Chuck Stevens, General Motors' Chief Financial Officer for North America, has outlined three main reasons why the carmaker still lags behind Ford Motor Co. in the North American market: long product cycle, later adoption of global platforms and still high fixed costs. During the carmaker’s third-quarter earnings conference call, a question was raised as to why GM is less profitable than Ford in North America.
There is truth in the question as GM posted only 7.8 percent in pretax profit margin in the region, compared to Ford’s 11.9 percent. Stevens replied that GM has a clear understanding of the gap and knows what it has to do to close it. GM’s CFO cited long product cycle as one the main reasons why the carmaker still lags behind Ford in terms of profitability.
According to Stevens, GM's most profitable vehicle lines are also its oldest. These include full-sized pickups and sports utility vehicles, which according to analysts, return profits of over $10,000 per unit. That helps the newer Ford F series gain an average transaction price of up to $1,000 more than GM’s Chevrolet Silverado. In addressing this reason, GM will go from having "the oldest portfolio in North America to the freshest" over the next two years, according Stevens. GM’s CFO added that new, redesigned or freshened vehicles will account for around 70 percent of GM’s volume in the US.

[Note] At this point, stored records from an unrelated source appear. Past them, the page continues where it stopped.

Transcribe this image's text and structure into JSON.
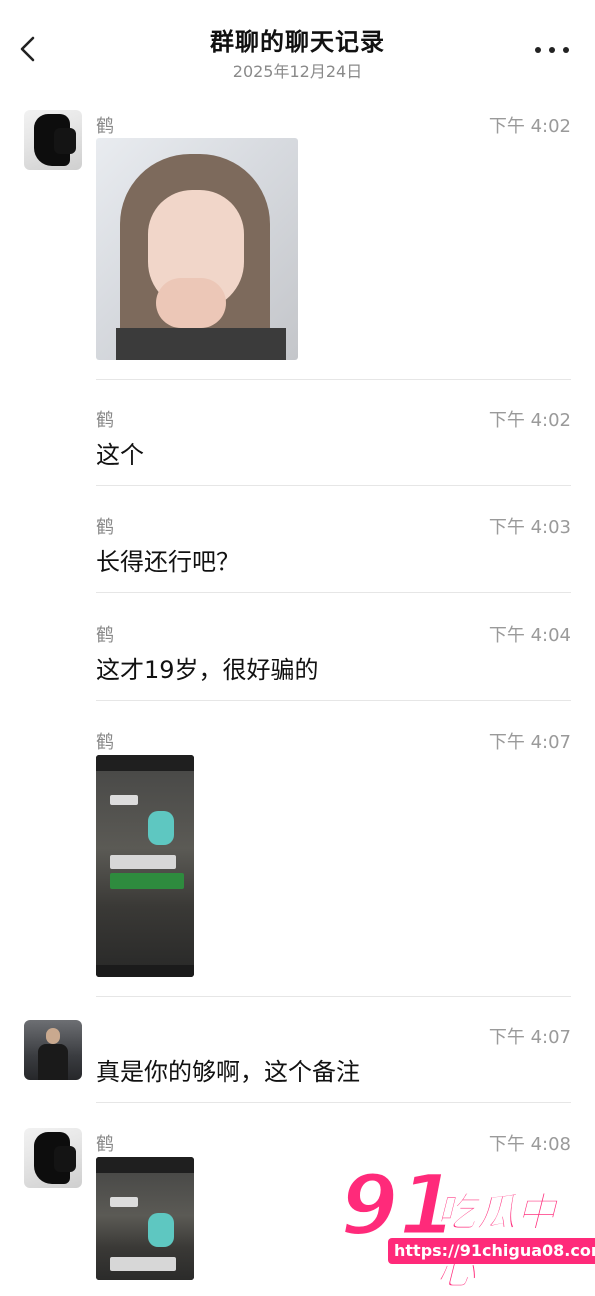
{
  "header": {
    "title": "群聊的聊天记录",
    "subtitle": "2025年12月24日",
    "back_icon": "chevron-left-icon",
    "more_icon": "more-dots-icon"
  },
  "messages": [
    {
      "sender": "鹤",
      "time": "下午 4:02",
      "type": "image",
      "content": "portrait-photo"
    },
    {
      "sender": "鹤",
      "time": "下午 4:02",
      "type": "text",
      "text": "这个"
    },
    {
      "sender": "鹤",
      "time": "下午 4:03",
      "type": "text",
      "text": "长得还行吧？"
    },
    {
      "sender": "鹤",
      "time": "下午 4:04",
      "type": "text",
      "text": "这才19岁，很好骗的"
    },
    {
      "sender": "鹤",
      "time": "下午 4:07",
      "type": "image",
      "content": "chat-screenshot"
    },
    {
      "sender": "",
      "time": "下午 4:07",
      "type": "text",
      "text": "真是你的够啊，这个备注"
    },
    {
      "sender": "鹤",
      "time": "下午 4:08",
      "type": "image",
      "content": "chat-screenshot"
    }
  ],
  "watermark": {
    "number": "91",
    "text": "吃瓜中心",
    "url": "https://91chigua08.com"
  },
  "colors": {
    "watermark": "#ff2a7a",
    "divider": "#e6e6e6",
    "muted_text": "#9a9a9a"
  }
}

Stevens also noted that Ford is around two years ahead of GM on adopting global platforms. By employing global platforms, carmakers could drastically reduce cuts engineering and purchasing costs, resulting to higher profits. Stevens disclosed that by 2018, around 90 percent of its worldwide sales volume will be derived vehicles built on around 14 "core" platforms.
This would allow GM’s platform structure to be somewhat on par with those of Ford and Volkswagen Group. As for the third reason, fixed costs, GM has yet to fully trim its cost structure. GM chief executive Dan Akerson, however is accelerating those efforts. For instance, the carmaker is consolidating outside marketing firms and taking information-technology programs in-house to reduce costs longer term.